We currently measure our progress and gauge our well-being according to a narrow set of indicators -- our economic growth rates. "The more the economy grows, the better off we are" or so the theory goes. Yet vital social and environmental factors remain invisible in these measures.
The more trees we cut down, the more fish we catch, and the more fossil fuels we burn, the faster the economy grows. Counting the depletion of our natural wealth as gain is simply bad accounting, like a factory owner who sells off his machinery and counts it as profit.
Our growth rates make no distinction between economic activity that creates benefit and that which causes harm. So long as money is being spent, the economy will grow. Crime, pollution, accidents, sickness, and natural disasters all expand the economy.
And many of the good things aren't counted at all like volunteer work and unpaid care-giving, because no money changes hands. And the economy can grow even as inequality and poverty increase.
So growth doesn't necessarily mean we're better off. In fact, scientists warn that the only biological organism that shares our current economic dogma that "more is better" is the cancer cell.
Fortunately, there are better ways to measure wellbeing and progress. Nova Scotia¹s new Genuine Progress Index or GPI assigns explicit value to environmental quality, population health, livelihood security, equity, free time, and educational attainment. It values unpaid voluntary and household work as well as paid work. It counts sickness, crime and pollution as costs not gains.
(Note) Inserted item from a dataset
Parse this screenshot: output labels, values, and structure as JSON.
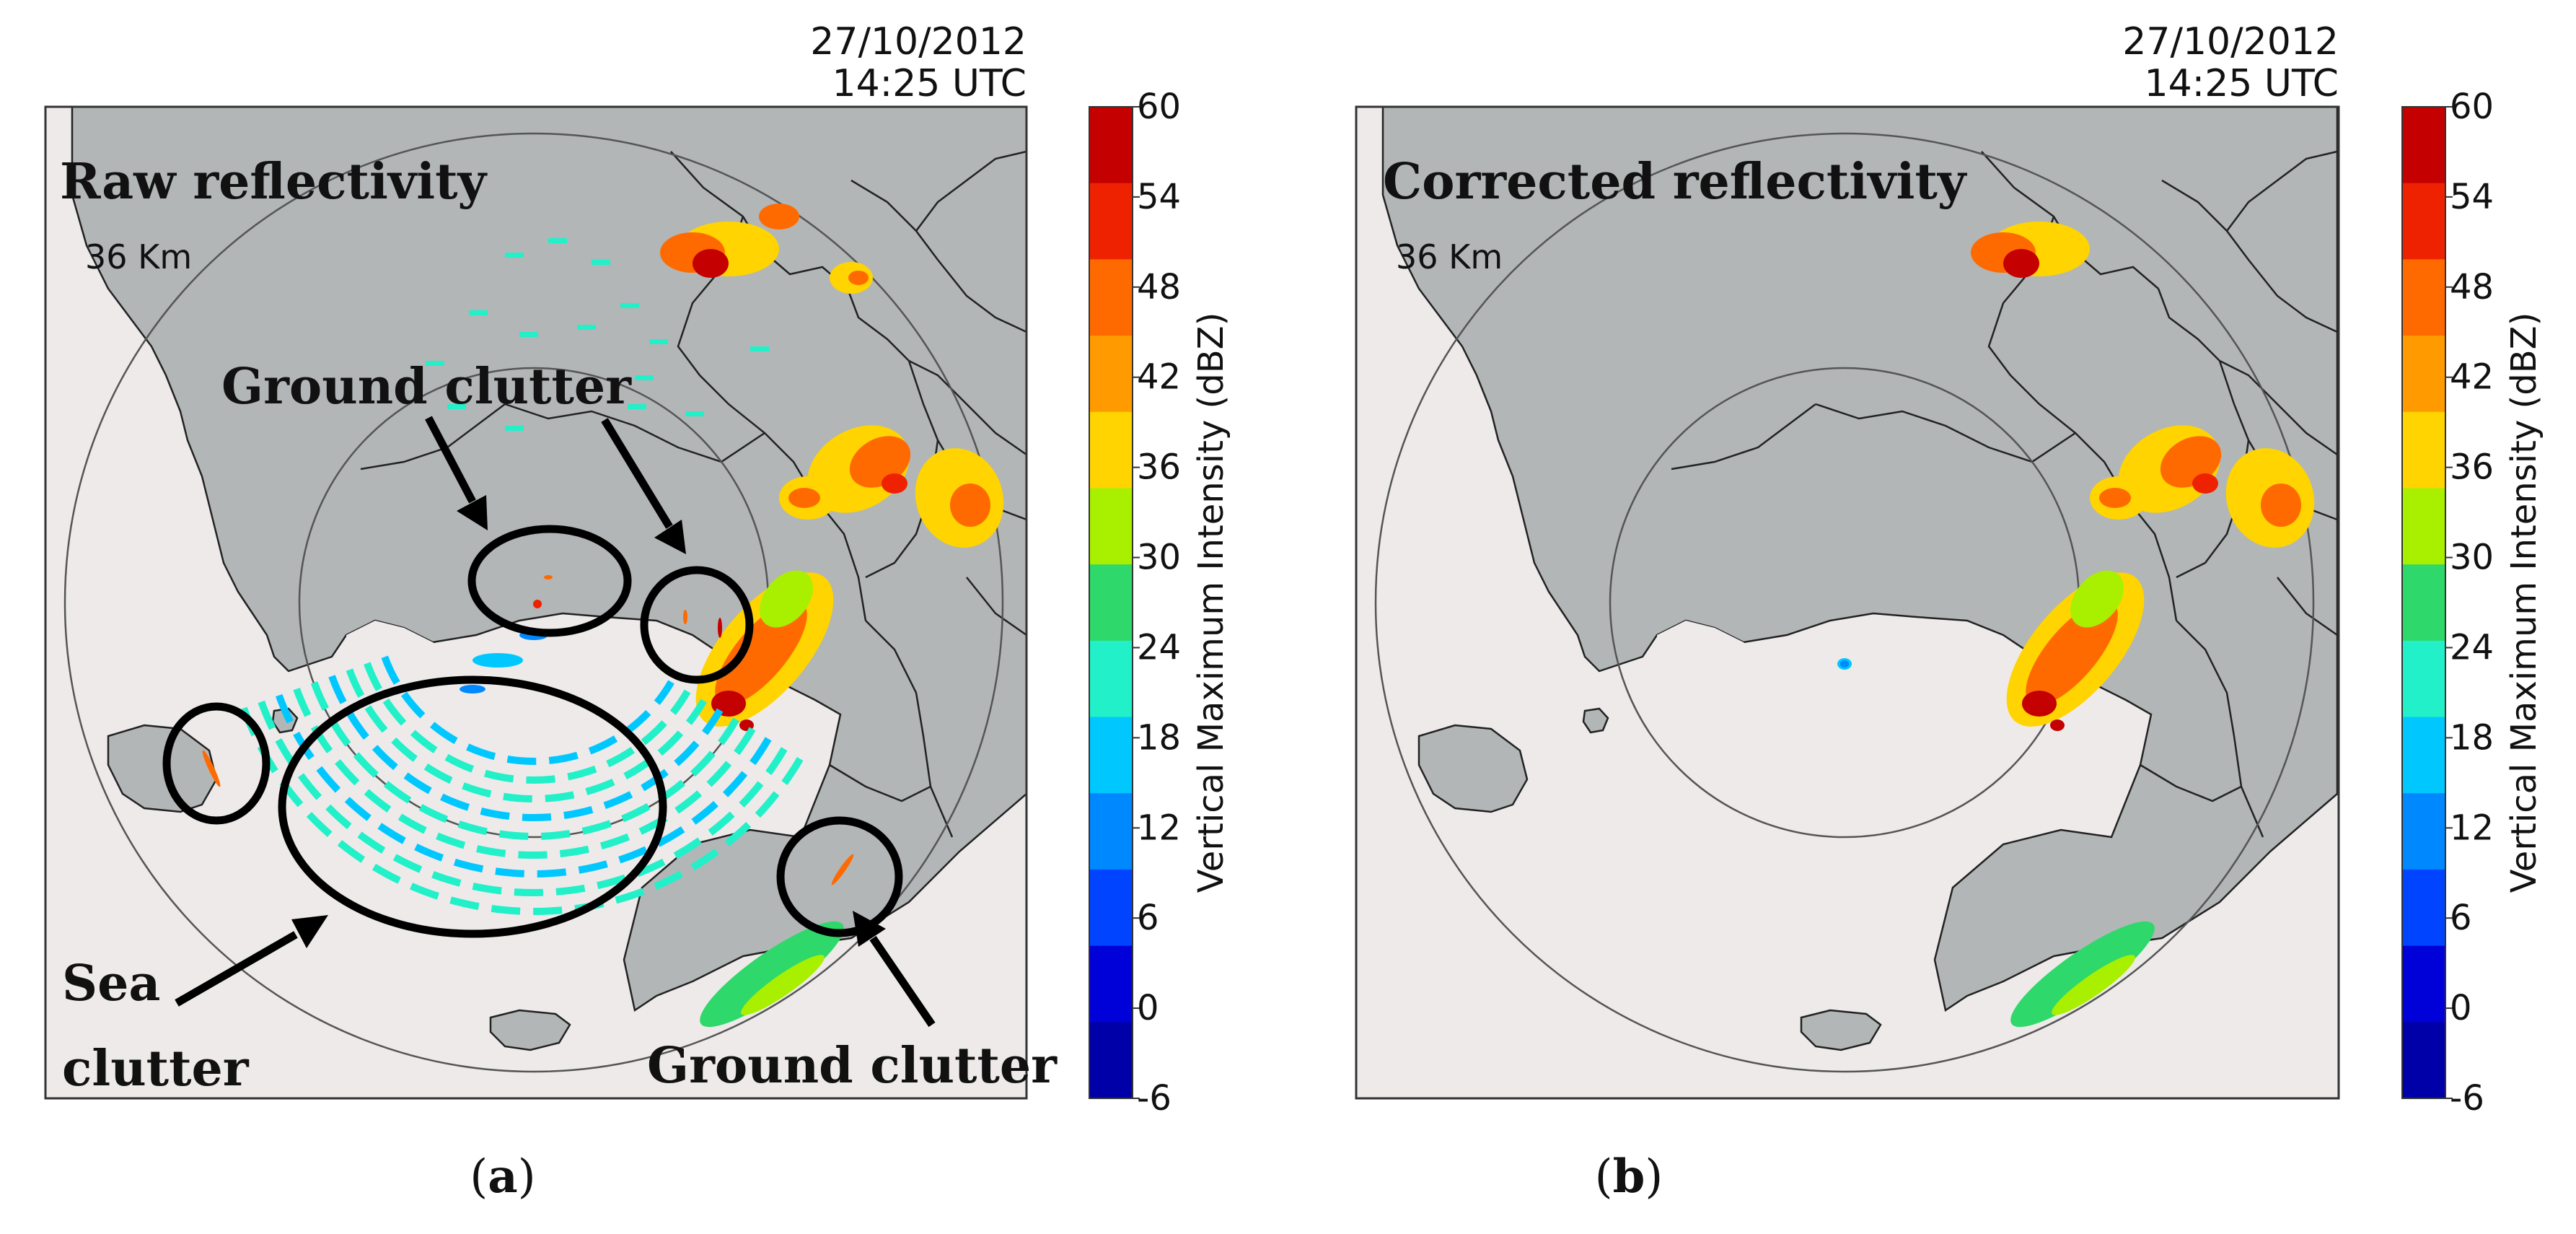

The GPI can provide a more complete and accurate picture of how Canadians are really doing.
What the GPI currently shows is a mixed message. Canadians have more material goods; smoking rates are down; our drinking water is cleaner; and we are recycling more. But we are also twice as likely to be victims of crime as a generation ago; volunteer work is down 9% in the last decade; we are more stressed; obesity rates have doubled; we are losing many of our old forests; and greenhouse gas emissions are up 20% to twice the per capita rate of the British. We're also becoming a more unequal society -- the poor got poorer in the last decade, and the gap between rich and poor grew sharply.
If we measure and count what really matters to Canadians, we'll value our social, economic, and environmental assets properly, and they'll get the attention they deserve. Then we can act effectively to ensure that we leave a better Canada for our children.